“But it was one person”
Twitter has limited visibility of a reply I made to a tweet of Peter Tatchell’s.
This one:
It’s an idiotic thing to say. Of course it wasn’t one person! It was also the crowd who cheered!
So I replied:
I appealed the ruling, but who knows if Twit will pay any attention. It doesn’t matter particularly, it’s just that they missed the point so completely. The whole issue is this guy who joyously screamed about punching women in the fucking face, and Twitter chooses to think I’m the one being naughty.
Update: Oh, I’ll be damned – they did pay attention and restore visibility. At the speed of light, too.
Doing some wild guessing:
An automated system was triggered by the word “faggot”, and presumed that you were calling Peter Tatchell a “faggot”, so reduced visibility.
On your appeal, a human realised the context and over-ruled the automated system.
He absolutely DOES represent the #trans community. The #trans community cheered him on at a #trans community event. The #trans community has expressed EXACTLY the same sentiments, over, and over, and over again. Get real.
Trans activism leads to a lot of that, but we’re not supposed to be so rude as to point it out.
I missed one …
What “abuse”? What “smears”? You mean, saying that men can’t be women? You mean women being concerned about any and all men in women’s spaces? What “wrongs” have critics of transgender ideology committed against “trans people & their allies”? Be specific.
We see your apologetics for trans/trans allies’ threats of violence against women who know that sex is real.
Coel, yes, I’m sure it was just automatic no-ing of “faggot” and/or “fucking” or maybe the two together.
The event organisers chose that vile man to speak at the event, and he is running for political office with trans politics as a central part of his appeal to voters… but sure, he doesn’t represent trans people. Becoming a genderperson seems to make a person stupid or dishonest or both.
It also seems to involve demanding everyone else participate in the stupidity and dishonesty. Or else.

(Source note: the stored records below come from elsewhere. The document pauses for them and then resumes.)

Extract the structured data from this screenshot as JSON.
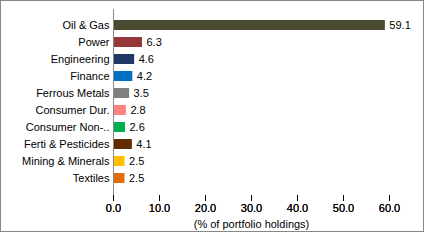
{
  "chart_data": {
    "type": "bar",
    "orientation": "horizontal",
    "categories": [
      "Oil & Gas",
      "Power",
      "Engineering",
      "Finance",
      "Ferrous Metals",
      "Consumer Dur.",
      "Consumer Non-..",
      "Ferti & Pesticides",
      "Mining & Minerals",
      "Textiles"
    ],
    "values": [
      59.1,
      6.3,
      4.6,
      4.2,
      3.5,
      2.8,
      2.6,
      4.1,
      2.5,
      2.5
    ],
    "colors": [
      "#4a4a30",
      "#953735",
      "#1f3864",
      "#0070c0",
      "#7f7f7f",
      "#ff8080",
      "#00b050",
      "#632b00",
      "#ffc000",
      "#e36c09"
    ],
    "x_label": "(% of portfolio holdings)",
    "xlim": [
      0,
      60
    ],
    "xticks": [
      {
        "value": 0,
        "label": "0.0"
      },
      {
        "value": 10,
        "label": "10.0"
      },
      {
        "value": 20,
        "label": "20.0"
      },
      {
        "value": 30,
        "label": "30.0"
      },
      {
        "value": 40,
        "label": "40.0"
      },
      {
        "value": 50,
        "label": "50.0"
      },
      {
        "value": 60,
        "label": "60.0"
      }
    ],
    "data_labels": true,
    "grid": false
  }
}
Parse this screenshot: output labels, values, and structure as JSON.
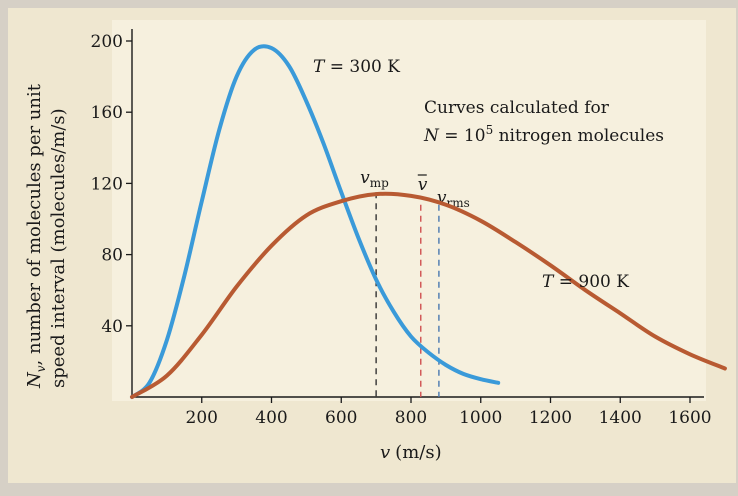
{
  "chart_data": {
    "type": "line",
    "xlabel_var": "v",
    "xlabel_unit": "(m/s)",
    "ylabel_line1_var": "N",
    "ylabel_line1_sub": "v",
    "ylabel_line1_rest": ", number of molecules per unit",
    "ylabel_line2": "speed interval (molecules/m/s)",
    "x_ticks": [
      200,
      400,
      600,
      800,
      1000,
      1200,
      1400,
      1600
    ],
    "y_ticks": [
      40,
      80,
      120,
      160,
      200
    ],
    "xlim": [
      0,
      1700
    ],
    "ylim": [
      0,
      210
    ],
    "series": [
      {
        "name": "T = 300 K",
        "color": "#3a9ad9",
        "x": [
          0,
          50,
          100,
          150,
          200,
          250,
          300,
          350,
          400,
          450,
          500,
          550,
          600,
          650,
          700,
          750,
          800,
          850,
          900,
          950,
          1000,
          1050
        ],
        "y": [
          0,
          8,
          32,
          68,
          110,
          150,
          180,
          195,
          196,
          186,
          166,
          142,
          115,
          89,
          66,
          48,
          34,
          25,
          18,
          13,
          10,
          8
        ]
      },
      {
        "name": "T = 900 K",
        "color": "#b85a32",
        "x": [
          0,
          100,
          200,
          300,
          400,
          500,
          600,
          700,
          800,
          900,
          1000,
          1100,
          1200,
          1300,
          1400,
          1500,
          1600,
          1700
        ],
        "y": [
          0,
          12,
          35,
          62,
          85,
          102,
          110,
          114,
          113,
          108,
          99,
          87,
          74,
          60,
          47,
          34,
          24,
          16
        ]
      }
    ],
    "markers": [
      {
        "label_main": "v",
        "label_sub": "mp",
        "x": 700,
        "y_top": 115,
        "color": "#333333",
        "dash": "6,5"
      },
      {
        "label_main": "v",
        "label_sub": "",
        "bar": true,
        "x": 828,
        "y_top": 108,
        "color": "#d05050",
        "dash": "6,5"
      },
      {
        "label_main": "v",
        "label_sub": "rms",
        "x": 880,
        "y_top": 108,
        "color": "#4a78b0",
        "dash": "6,5"
      }
    ],
    "annotations": {
      "t300_var": "T",
      "t300_rest": " = 300 K",
      "t900_var": "T",
      "t900_rest": " = 900 K",
      "note_line1": "Curves calculated for",
      "note_line2_var": "N",
      "note_line2_eq": " = 10",
      "note_line2_exp": "5",
      "note_line2_rest": " nitrogen molecules"
    }
  }
}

Holms@#6: That’s what jumped out at me, too. You don’t get to say someone doesn’t represent you, when that person’s been asked to, y’know, represent you.
Holms:
To be fair, the organisers have said that they didn’t choose him, but that he stepped up to speak at the ‘open mic’ part of the event after the chosen speakers had finished their speeches. However, your point still stands – he was cheered, not booed, by the crowd; we’re constantly being told to believe people who blatantly lie about who they are; and he most definitely does represent ‘trans’ people (especially if he’s standing for a political office) even if he merely represents the worst of them.
How can anyone believe there IS a ‘trans community?’ Self-mutilating anorexic girls. Effeminate gay teenage sex-workers. Bathroom-invading perverts. How are these to be considered a single entity?
JtD: Any time I see the word “community” I am suspicious. And that applies to more than this issue. O/t example: Half vacant 1980s shopping center abandoned by the anchor to be replaced by nice apartments? The “community” next door objected…the apartments don’t mimic the ugly but “prestigious” 1980s tract homes next door! Plus, pedophiles might rent the apartments to spy on the childcare center next door! the shopping center continues on in its mediocrity and vacancies.
Brian M., interesting analogy. Our (former) shopping center is in the process of being turned into an apartment complex. It took a number of years, as people dithered and bloviated and shuffled their feet, but now we have a new movie theatre (no good movies, though) and a nearly complete apartment complex where the old, empty mall used to be. I remain skeptical that it will have the effect of drawing up and coming young people to Hastings; in a town where there are few restaurants outside of fast food, no department stores but WalMart, and Trump flags on every street, there isn’t likely to be a rush of young urban professionals.